The purpose of this project, The Bund in Sweden 1946-1954 : a Jewish workers’ movement at the crossroads, is to illuminate how the once strong Jewish workers’ movement in Eastern and Central Europe with its concentration to Poland, tried to answer the new challenges after World War II and the Holocaust. The movement’s social base within the Jewish proletariat had been annihilated, mass migration to the Zionist state project in Palestine accelerated and the state of Israel was declared. During the same period peace turned in to cold war and political movements took sides. Which socialism – and where? These questions confronted the remnants of the Bund scattered in camps and migration during the first post war years. Their radical democratic socialist perspectives were torned between soviet communism and western capitalism. Their non-Zionist jiddischkeit and principle of doikait, the struggle
for Jewish rights and cultural autonomy wherever Jews were living, had to handle the realization of a Zionist national state with socialist ambitions.
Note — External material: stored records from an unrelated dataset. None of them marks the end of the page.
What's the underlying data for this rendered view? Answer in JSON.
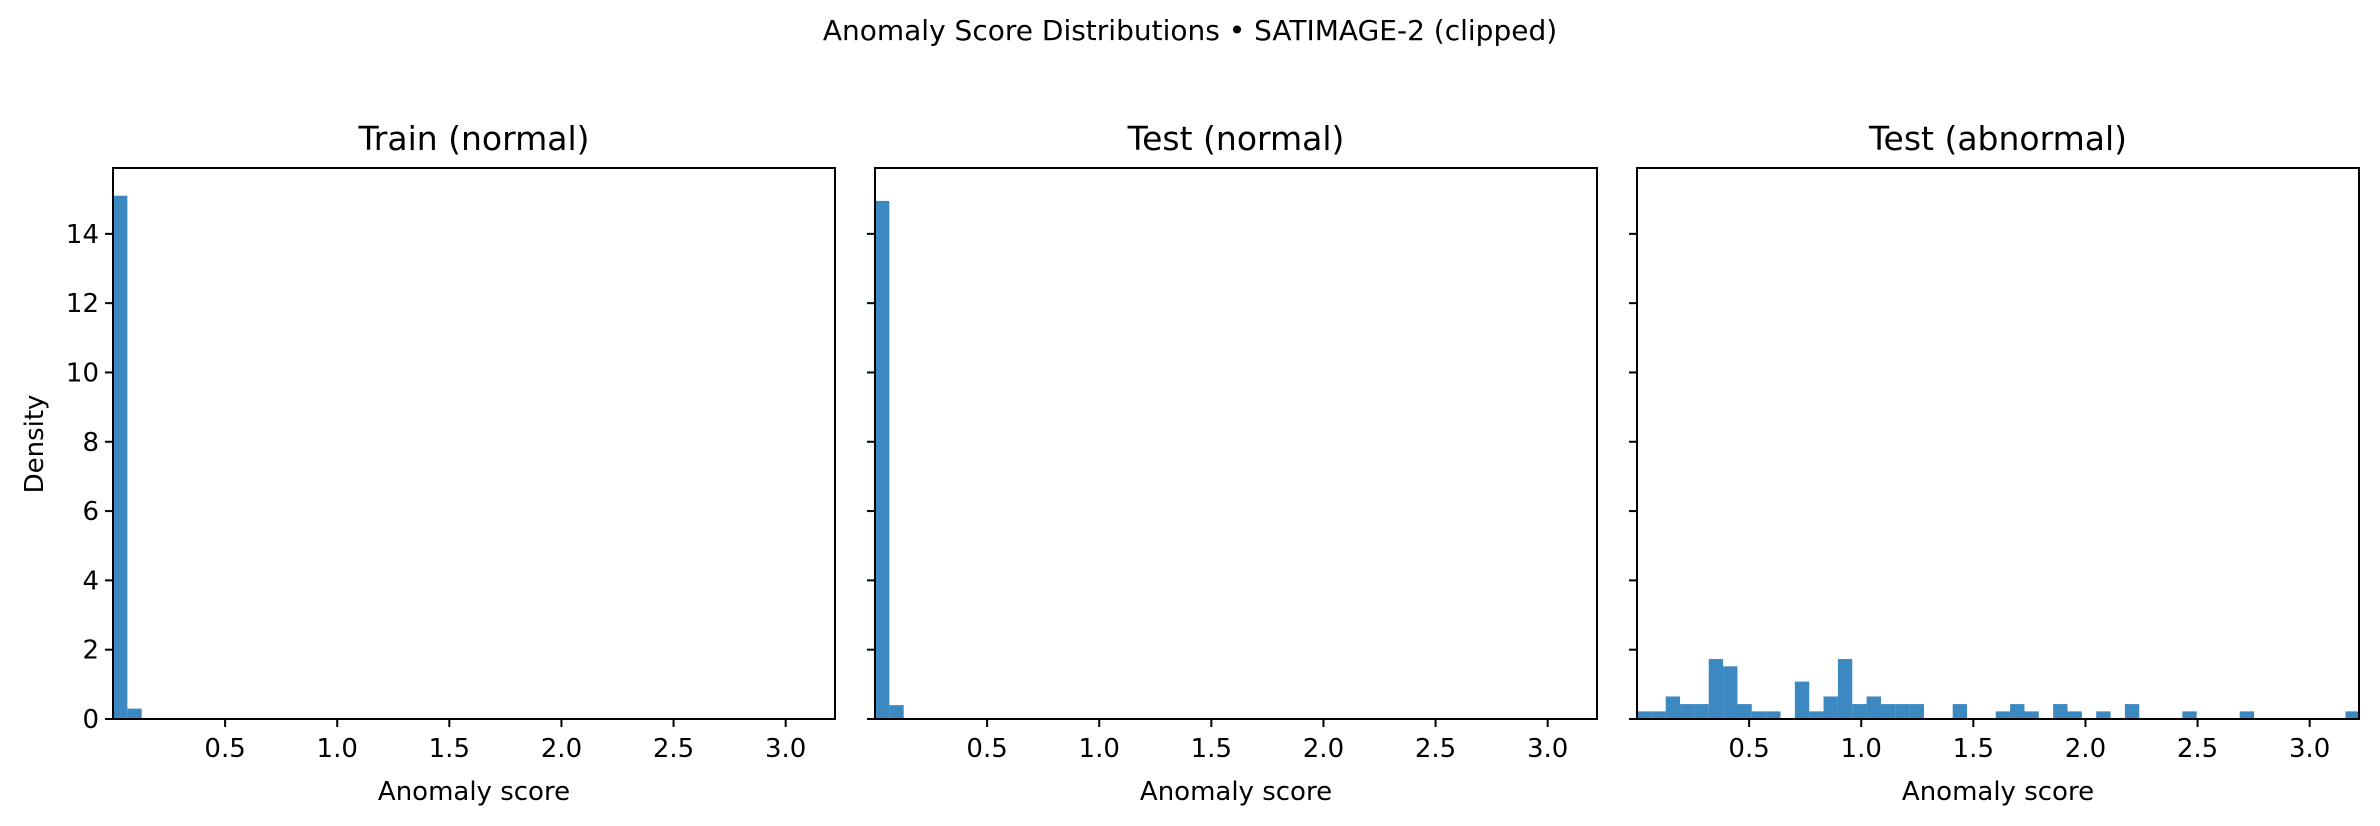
{
  "figure": {
    "suptitle": "Anomaly Score Distributions • SATIMAGE-2 (clipped)"
  },
  "colors": {
    "bar": "#3c88c1",
    "axis": "#000000"
  },
  "chart_data": [
    {
      "type": "bar",
      "title": "Train (normal)",
      "xlabel": "Anomaly score",
      "ylabel": "Density",
      "xlim": [
        0,
        3.22
      ],
      "ylim": [
        0,
        15.9
      ],
      "x_ticks": [
        0.5,
        1.0,
        1.5,
        2.0,
        2.5,
        3.0
      ],
      "x_tick_labels": [
        "0.5",
        "1.0",
        "1.5",
        "2.0",
        "2.5",
        "3.0"
      ],
      "y_ticks": [
        0,
        2,
        4,
        6,
        8,
        10,
        12,
        14
      ],
      "y_tick_labels": [
        "0",
        "2",
        "4",
        "6",
        "8",
        "10",
        "12",
        "14"
      ],
      "show_y_tick_labels": true,
      "grid": false,
      "bins": [
        {
          "x0": 0.0,
          "x1": 0.064,
          "density": 15.1
        },
        {
          "x0": 0.064,
          "x1": 0.128,
          "density": 0.3
        }
      ]
    },
    {
      "type": "bar",
      "title": "Test (normal)",
      "xlabel": "Anomaly score",
      "ylabel": "",
      "xlim": [
        0,
        3.22
      ],
      "ylim": [
        0,
        15.9
      ],
      "x_ticks": [
        0.5,
        1.0,
        1.5,
        2.0,
        2.5,
        3.0
      ],
      "x_tick_labels": [
        "0.5",
        "1.0",
        "1.5",
        "2.0",
        "2.5",
        "3.0"
      ],
      "y_ticks": [
        0,
        2,
        4,
        6,
        8,
        10,
        12,
        14
      ],
      "y_tick_labels": [],
      "show_y_tick_labels": false,
      "grid": false,
      "bins": [
        {
          "x0": 0.0,
          "x1": 0.064,
          "density": 14.95
        },
        {
          "x0": 0.064,
          "x1": 0.128,
          "density": 0.4
        }
      ]
    },
    {
      "type": "bar",
      "title": "Test (abnormal)",
      "xlabel": "Anomaly score",
      "ylabel": "",
      "xlim": [
        0,
        3.22
      ],
      "ylim": [
        0,
        15.9
      ],
      "x_ticks": [
        0.5,
        1.0,
        1.5,
        2.0,
        2.5,
        3.0
      ],
      "x_tick_labels": [
        "0.5",
        "1.0",
        "1.5",
        "2.0",
        "2.5",
        "3.0"
      ],
      "y_ticks": [
        0,
        2,
        4,
        6,
        8,
        10,
        12,
        14
      ],
      "y_tick_labels": [],
      "show_y_tick_labels": false,
      "grid": false,
      "bins": [
        {
          "x0": 0.0,
          "x1": 0.064,
          "density": 0.22
        },
        {
          "x0": 0.064,
          "x1": 0.128,
          "density": 0.22
        },
        {
          "x0": 0.128,
          "x1": 0.192,
          "density": 0.65
        },
        {
          "x0": 0.192,
          "x1": 0.256,
          "density": 0.43
        },
        {
          "x0": 0.256,
          "x1": 0.32,
          "density": 0.43
        },
        {
          "x0": 0.32,
          "x1": 0.384,
          "density": 1.73
        },
        {
          "x0": 0.384,
          "x1": 0.448,
          "density": 1.52
        },
        {
          "x0": 0.448,
          "x1": 0.512,
          "density": 0.43
        },
        {
          "x0": 0.512,
          "x1": 0.576,
          "density": 0.22
        },
        {
          "x0": 0.576,
          "x1": 0.64,
          "density": 0.22
        },
        {
          "x0": 0.704,
          "x1": 0.768,
          "density": 1.08
        },
        {
          "x0": 0.768,
          "x1": 0.832,
          "density": 0.22
        },
        {
          "x0": 0.832,
          "x1": 0.896,
          "density": 0.65
        },
        {
          "x0": 0.896,
          "x1": 0.96,
          "density": 1.73
        },
        {
          "x0": 0.96,
          "x1": 1.024,
          "density": 0.43
        },
        {
          "x0": 1.024,
          "x1": 1.088,
          "density": 0.65
        },
        {
          "x0": 1.088,
          "x1": 1.152,
          "density": 0.43
        },
        {
          "x0": 1.152,
          "x1": 1.216,
          "density": 0.43
        },
        {
          "x0": 1.216,
          "x1": 1.28,
          "density": 0.43
        },
        {
          "x0": 1.408,
          "x1": 1.472,
          "density": 0.43
        },
        {
          "x0": 1.6,
          "x1": 1.664,
          "density": 0.22
        },
        {
          "x0": 1.664,
          "x1": 1.728,
          "density": 0.43
        },
        {
          "x0": 1.728,
          "x1": 1.792,
          "density": 0.22
        },
        {
          "x0": 1.856,
          "x1": 1.92,
          "density": 0.43
        },
        {
          "x0": 1.92,
          "x1": 1.984,
          "density": 0.22
        },
        {
          "x0": 2.048,
          "x1": 2.112,
          "density": 0.22
        },
        {
          "x0": 2.176,
          "x1": 2.24,
          "density": 0.43
        },
        {
          "x0": 2.432,
          "x1": 2.496,
          "density": 0.22
        },
        {
          "x0": 2.688,
          "x1": 2.752,
          "density": 0.22
        },
        {
          "x0": 3.16,
          "x1": 3.22,
          "density": 0.22
        }
      ]
    }
  ]
}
Newly found archives show that some sections of the Bund were also established in Sweden, among refugees and transmigrants, during these first post war years. Here, they met with a social democratic labor movement in power, engaged in building its national “people’s home” in a society undamaged by the war. How did the bundists in Sweden – organized in jiddisch sections (Arbeter-Ring) affiliated to the Swedish social democratic party – handle the political and ideological challenges of socialism and nationalism during their hardships as refugees after the Holocaust? Did they take side as the international Bund split between the developing Eastern and Western block? How did they rethink Zionism and the project of Israel? Would the experience of the Swedish social democratic project influence their further
perspectives?
The study connects to current theories of nationalism and ethnicity as applied to the field of labor movement research in political and ideological respects. It will bring new knowledge into a hitherto not researched aspect of the labor movement in the Baltic area – and also to the conditions of cosmopolitism (exemplified by the Bund) not only in the mid war period of radicalized nationalism but in the post war development of national welfare states.
The project is well rooted in the environment of labor movement research at the Södertörn university and will contribute to education on all levels.